Actually, I’m terrible at a LOT of things.
Take menu-planning for example. I love to shop for things at great prices (or better yet, to score a bunch of produce for absolutely free! (thanks to a local produce warehouse who is generous with their slightly over ripe merchandise), but having a week’s meals laid out? It’s on my to-do list nearly every week, and there it laughs and mocks me, that job that looks so big. Throw a few diet restrictions into it and I’m ready to call a week of fasting.
Did you know it takes a matter of three and a half minutes for the kitchen floor to recover from being mopped? Little fingers spill bowls of wet cheerios and the baby toddles through and pulls a box of crackers out the cabinet, bottom side up. Cracker crumbs and sticky cheese powder scatter before I can blink.

DSC04266The large picture window in the front room remains smudge-free for about ten minutes, noses press hard and fingers wet with slobber point out a butterfly, leaving a jagged smear right on eye level where I look from the couch.

I have books carefully arranged on the living room book shelf, color coded. I know, it drives my mother insane. “How will you ever find the book you were looking for?” she asks, but I remember the color of the spine, not always the title. And somehow the groups of color all together look happy to me. But the blue shelf is right on baby’s level, and we have this never ending duel. I glance at it as I pass in the morning see the books all even with the front of the shelf. But sometime during the morning, without fail, I find the books all shoved way back against the wall.
Every. Single. Day.
At first it annoyed me to no end.
Why? Just WHY does she do that?!?
Then I thought about how much fun she must be having, smashing the entire row of books six inches back. And I realized it was a game.
I make a move, then she does.
Currently, she is one up.
Clutter wears on me. But relationships are what matters most, and I mess up big.


I look in the mirror as I brush my teeth, and instead of a mom of four kids who is homeschooling and running a house and raising four munchkins,
I see a little girl who doesn’t know how to do this.
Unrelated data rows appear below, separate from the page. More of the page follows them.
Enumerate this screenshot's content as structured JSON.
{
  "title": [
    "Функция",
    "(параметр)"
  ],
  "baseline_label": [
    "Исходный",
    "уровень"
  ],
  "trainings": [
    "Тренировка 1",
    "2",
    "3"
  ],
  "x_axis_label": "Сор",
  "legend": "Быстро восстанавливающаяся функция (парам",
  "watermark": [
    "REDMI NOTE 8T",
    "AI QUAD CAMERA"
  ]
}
“I know how to be brought low.”
I pull the sheets up and the words whisper into my mind,
“and I know how to abound.”
Waves crash in, and wash out again.
We breathe in, and out.
The sun comes up, and eventually, slides beyond the horizon.
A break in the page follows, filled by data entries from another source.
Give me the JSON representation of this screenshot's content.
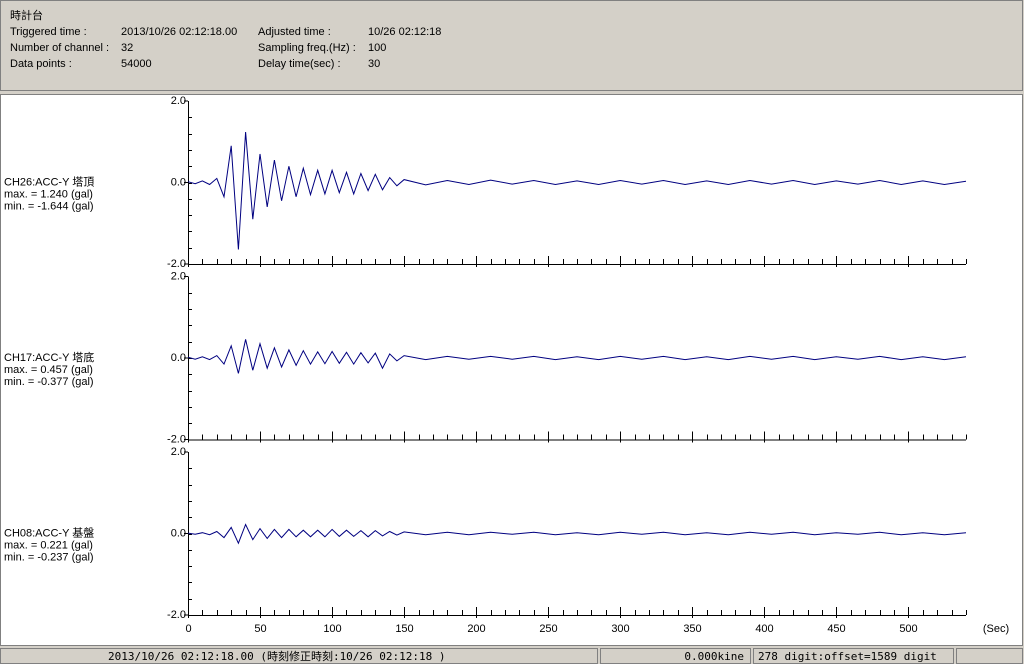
{
  "header": {
    "title": "時計台",
    "fields": [
      [
        "Triggered time :",
        "2013/10/26 02:12:18.00",
        "Adjusted time :",
        "10/26 02:12:18"
      ],
      [
        "Number of channel :",
        "32",
        "Sampling freq.(Hz) :",
        "100"
      ],
      [
        "Data points :",
        "54000",
        "Delay time(sec) :",
        "30"
      ]
    ]
  },
  "chart_data": [
    {
      "type": "line",
      "channel": "CH26:ACC-Y 塔頂",
      "max_label": "max. = 1.240 (gal)",
      "min_label": "min. = -1.644 (gal)",
      "color": "#000080",
      "ylim": [
        -2.0,
        2.0
      ],
      "yticks": [
        {
          "value": 2.0,
          "label": "2.0"
        },
        {
          "value": 0.0,
          "label": "0.0"
        },
        {
          "value": -2.0,
          "label": "-2.0"
        }
      ],
      "xlim": [
        0,
        540
      ],
      "xticks": [
        0,
        50,
        100,
        150,
        200,
        250,
        300,
        350,
        400,
        450,
        500
      ],
      "x": [
        0,
        5,
        10,
        15,
        20,
        25,
        30,
        35,
        40,
        45,
        50,
        55,
        60,
        65,
        70,
        75,
        80,
        85,
        90,
        95,
        100,
        105,
        110,
        115,
        120,
        125,
        130,
        135,
        140,
        145,
        150,
        165,
        180,
        195,
        210,
        225,
        240,
        255,
        270,
        285,
        300,
        315,
        330,
        345,
        360,
        375,
        390,
        405,
        420,
        435,
        450,
        465,
        480,
        495,
        510,
        525,
        540
      ],
      "values": [
        0.02,
        -0.03,
        0.04,
        -0.05,
        0.1,
        -0.35,
        0.9,
        -1.644,
        1.24,
        -0.9,
        0.7,
        -0.6,
        0.55,
        -0.45,
        0.4,
        -0.35,
        0.35,
        -0.3,
        0.3,
        -0.28,
        0.3,
        -0.25,
        0.25,
        -0.28,
        0.22,
        -0.2,
        0.2,
        -0.18,
        0.12,
        -0.08,
        0.07,
        -0.06,
        0.05,
        -0.05,
        0.06,
        -0.04,
        0.05,
        -0.05,
        0.04,
        -0.05,
        0.05,
        -0.04,
        0.05,
        -0.05,
        0.04,
        -0.05,
        0.05,
        -0.04,
        0.05,
        -0.05,
        0.04,
        -0.04,
        0.05,
        -0.05,
        0.04,
        -0.05,
        0.03
      ]
    },
    {
      "type": "line",
      "channel": "CH17:ACC-Y 塔底",
      "max_label": "max. = 0.457 (gal)",
      "min_label": "min. = -0.377 (gal)",
      "color": "#000080",
      "ylim": [
        -2.0,
        2.0
      ],
      "yticks": [
        {
          "value": 2.0,
          "label": "2.0"
        },
        {
          "value": 0.0,
          "label": "0.0"
        },
        {
          "value": -2.0,
          "label": "-2.0"
        }
      ],
      "xlim": [
        0,
        540
      ],
      "xticks": [
        0,
        50,
        100,
        150,
        200,
        250,
        300,
        350,
        400,
        450,
        500
      ],
      "x": [
        0,
        5,
        10,
        15,
        20,
        25,
        30,
        35,
        40,
        45,
        50,
        55,
        60,
        65,
        70,
        75,
        80,
        85,
        90,
        95,
        100,
        105,
        110,
        115,
        120,
        125,
        130,
        135,
        140,
        145,
        150,
        165,
        180,
        195,
        210,
        225,
        240,
        255,
        270,
        285,
        300,
        315,
        330,
        345,
        360,
        375,
        390,
        405,
        420,
        435,
        450,
        465,
        480,
        495,
        510,
        525,
        540
      ],
      "values": [
        0.02,
        -0.03,
        0.03,
        -0.04,
        0.06,
        -0.15,
        0.3,
        -0.377,
        0.457,
        -0.3,
        0.35,
        -0.25,
        0.25,
        -0.22,
        0.2,
        -0.18,
        0.18,
        -0.15,
        0.15,
        -0.14,
        0.16,
        -0.13,
        0.14,
        -0.15,
        0.13,
        -0.12,
        0.12,
        -0.25,
        0.1,
        -0.07,
        0.06,
        -0.04,
        0.04,
        -0.03,
        0.04,
        -0.03,
        0.04,
        -0.04,
        0.03,
        -0.04,
        0.04,
        -0.03,
        0.04,
        -0.04,
        0.03,
        -0.04,
        0.04,
        -0.03,
        0.04,
        -0.04,
        0.03,
        -0.03,
        0.04,
        -0.04,
        0.03,
        -0.04,
        0.03
      ]
    },
    {
      "type": "line",
      "channel": "CH08:ACC-Y 基盤",
      "max_label": "max. = 0.221 (gal)",
      "min_label": "min. = -0.237 (gal)",
      "color": "#000080",
      "ylim": [
        -2.0,
        2.0
      ],
      "yticks": [
        {
          "value": 2.0,
          "label": "2.0"
        },
        {
          "value": 0.0,
          "label": "0.0"
        },
        {
          "value": -2.0,
          "label": "-2.0"
        }
      ],
      "xlim": [
        0,
        540
      ],
      "xticks": [
        0,
        50,
        100,
        150,
        200,
        250,
        300,
        350,
        400,
        450,
        500
      ],
      "xlabel": "(Sec)",
      "x": [
        0,
        5,
        10,
        15,
        20,
        25,
        30,
        35,
        40,
        45,
        50,
        55,
        60,
        65,
        70,
        75,
        80,
        85,
        90,
        95,
        100,
        105,
        110,
        115,
        120,
        125,
        130,
        135,
        140,
        145,
        150,
        165,
        180,
        195,
        210,
        225,
        240,
        255,
        270,
        285,
        300,
        315,
        330,
        345,
        360,
        375,
        390,
        405,
        420,
        435,
        450,
        465,
        480,
        495,
        510,
        525,
        540
      ],
      "values": [
        0.01,
        -0.02,
        0.02,
        -0.03,
        0.05,
        -0.1,
        0.15,
        -0.237,
        0.221,
        -0.15,
        0.12,
        -0.12,
        0.1,
        -0.1,
        0.1,
        -0.08,
        0.08,
        -0.08,
        0.08,
        -0.08,
        0.1,
        -0.07,
        0.08,
        -0.07,
        0.07,
        -0.08,
        0.07,
        -0.06,
        0.05,
        -0.04,
        0.04,
        -0.03,
        0.03,
        -0.03,
        0.03,
        -0.02,
        0.03,
        -0.03,
        0.02,
        -0.03,
        0.03,
        -0.02,
        0.03,
        -0.03,
        0.02,
        -0.03,
        0.03,
        -0.02,
        0.03,
        -0.03,
        0.02,
        -0.02,
        0.03,
        -0.03,
        0.02,
        -0.03,
        0.02
      ]
    }
  ],
  "status": [
    "2013/10/26 02:12:18.00  (時刻修正時刻:10/26 02:12:18  )",
    "0.000kine",
    "278 digit:offset=1589 digit"
  ]
}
In the giving and the taking, He is here.
On the good days, and on the bad. Present.
“In any and every circumstance,
I have learned the secret of facing plenty and hunger, abundance and need.
I can do all things through him who strengthens me.”
Phil 4:12-13
A friend of mine was having a hard day this last week, still grappling with her brother unexpected death last year.
Grief is odd like that.
Some days you think you are starting to be normal again, starting to be able to breathe again, and the next you hardly can force yourself out of bed.
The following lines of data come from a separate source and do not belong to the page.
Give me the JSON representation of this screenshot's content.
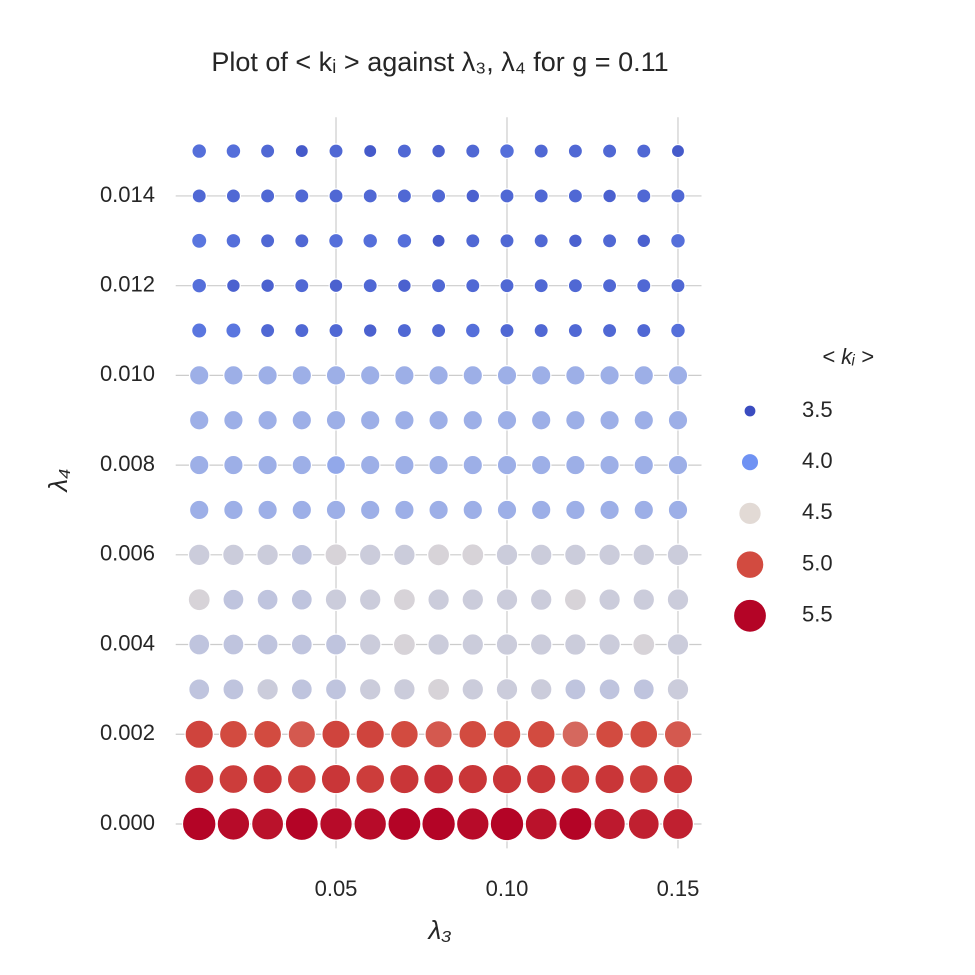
{
  "chart_data": {
    "type": "scatter",
    "title": "Plot of < kᵢ > against λ₃, λ₄ for g = 0.11",
    "x_label": "λ₃",
    "y_label": "λ₄",
    "x": [
      0.01,
      0.02,
      0.03,
      0.04,
      0.05,
      0.06,
      0.07,
      0.08,
      0.09,
      0.1,
      0.11,
      0.12,
      0.13,
      0.14,
      0.15
    ],
    "y": [
      0,
      0.001,
      0.002,
      0.003,
      0.004,
      0.005,
      0.006,
      0.007,
      0.008,
      0.009,
      0.01,
      0.011,
      0.012,
      0.013,
      0.014,
      0.015
    ],
    "values": [
      [
        5.55,
        5.45,
        5.4,
        5.5,
        5.45,
        5.45,
        5.5,
        5.55,
        5.45,
        5.55,
        5.4,
        5.5,
        5.35,
        5.3,
        5.3
      ],
      [
        5.15,
        5.1,
        5.15,
        5.1,
        5.15,
        5.1,
        5.15,
        5.2,
        5.15,
        5.15,
        5.15,
        5.1,
        5.15,
        5.1,
        5.15
      ],
      [
        5.05,
        5.0,
        5.0,
        4.95,
        5.05,
        5.05,
        5.0,
        4.95,
        5.0,
        5.0,
        5.0,
        4.9,
        5.0,
        5.0,
        4.95
      ],
      [
        4.35,
        4.35,
        4.4,
        4.35,
        4.35,
        4.4,
        4.4,
        4.45,
        4.4,
        4.4,
        4.4,
        4.35,
        4.35,
        4.35,
        4.4
      ],
      [
        4.35,
        4.35,
        4.35,
        4.35,
        4.35,
        4.4,
        4.45,
        4.4,
        4.4,
        4.4,
        4.4,
        4.4,
        4.4,
        4.45,
        4.4
      ],
      [
        4.45,
        4.35,
        4.35,
        4.35,
        4.4,
        4.4,
        4.45,
        4.4,
        4.4,
        4.4,
        4.4,
        4.45,
        4.4,
        4.4,
        4.4
      ],
      [
        4.4,
        4.4,
        4.4,
        4.35,
        4.45,
        4.4,
        4.4,
        4.45,
        4.45,
        4.4,
        4.4,
        4.4,
        4.4,
        4.4,
        4.4
      ],
      [
        4.2,
        4.2,
        4.2,
        4.2,
        4.2,
        4.2,
        4.2,
        4.2,
        4.2,
        4.2,
        4.2,
        4.2,
        4.2,
        4.2,
        4.2
      ],
      [
        4.2,
        4.2,
        4.2,
        4.2,
        4.15,
        4.2,
        4.2,
        4.2,
        4.2,
        4.2,
        4.2,
        4.2,
        4.2,
        4.2,
        4.2
      ],
      [
        4.2,
        4.2,
        4.2,
        4.2,
        4.2,
        4.2,
        4.2,
        4.2,
        4.2,
        4.2,
        4.2,
        4.2,
        4.2,
        4.2,
        4.2
      ],
      [
        4.2,
        4.2,
        4.2,
        4.2,
        4.2,
        4.2,
        4.2,
        4.2,
        4.2,
        4.2,
        4.2,
        4.2,
        4.2,
        4.2,
        4.2
      ],
      [
        3.8,
        3.8,
        3.7,
        3.7,
        3.7,
        3.65,
        3.7,
        3.7,
        3.75,
        3.7,
        3.7,
        3.7,
        3.7,
        3.7,
        3.75
      ],
      [
        3.75,
        3.65,
        3.65,
        3.7,
        3.65,
        3.7,
        3.65,
        3.7,
        3.7,
        3.7,
        3.7,
        3.7,
        3.7,
        3.7,
        3.7
      ],
      [
        3.8,
        3.75,
        3.7,
        3.7,
        3.75,
        3.75,
        3.75,
        3.6,
        3.7,
        3.7,
        3.7,
        3.65,
        3.7,
        3.65,
        3.75
      ],
      [
        3.7,
        3.7,
        3.7,
        3.7,
        3.7,
        3.7,
        3.7,
        3.7,
        3.65,
        3.7,
        3.7,
        3.7,
        3.65,
        3.7,
        3.7
      ],
      [
        3.75,
        3.75,
        3.7,
        3.6,
        3.7,
        3.6,
        3.7,
        3.65,
        3.7,
        3.75,
        3.7,
        3.7,
        3.7,
        3.7,
        3.6
      ]
    ],
    "xlim": [
      0.004,
      0.156
    ],
    "ylim": [
      -0.0005,
      0.0158
    ],
    "xticks": [
      0.05,
      {
        "value": 0.1,
        "label": "0.10"
      },
      0.15
    ],
    "yticks": [
      {
        "value": 0,
        "label": "0.000"
      },
      {
        "value": 0.002,
        "label": "0.002"
      },
      {
        "value": 0.004,
        "label": "0.004"
      },
      {
        "value": 0.006,
        "label": "0.006"
      },
      {
        "value": 0.008,
        "label": "0.008"
      },
      {
        "value": 0.01,
        "label": "0.010"
      },
      {
        "value": 0.012,
        "label": "0.012"
      },
      {
        "value": 0.014,
        "label": "0.014"
      }
    ],
    "grid": true,
    "legend": {
      "position": "right",
      "title": "< kᵢ >",
      "items": [
        {
          "value": 3.5,
          "color": "#3b4cc0"
        },
        {
          "value": 4,
          "label": "4.0",
          "color": "#6f92f3"
        },
        {
          "value": 4.5,
          "color": "#e2dad5"
        },
        {
          "value": 5,
          "label": "5.0",
          "color": "#d24b40"
        },
        {
          "value": 5.5,
          "color": "#b40426"
        }
      ]
    }
  }
}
“You’ve got this,” I told her. “Not because you are strong (you are)
but because of Who is holding you.”


It’s not in who we are.
Our ability to face today with courage, with the failures of yesterday and the uncertainties of tomorrow, rest not in our ability.
In fact, it has very little to do with me,
and everything to do with Who is holding my hand.
Here in my broken moments, with the child’s left over toothpaste spit just inside the sink bowl, I find cleansing.
I wash the toothpaste foam down.
I breathe deeper.
Not because I am clean and perfect, but because it is here that He washes me.
It is here, in my need, that He touches me.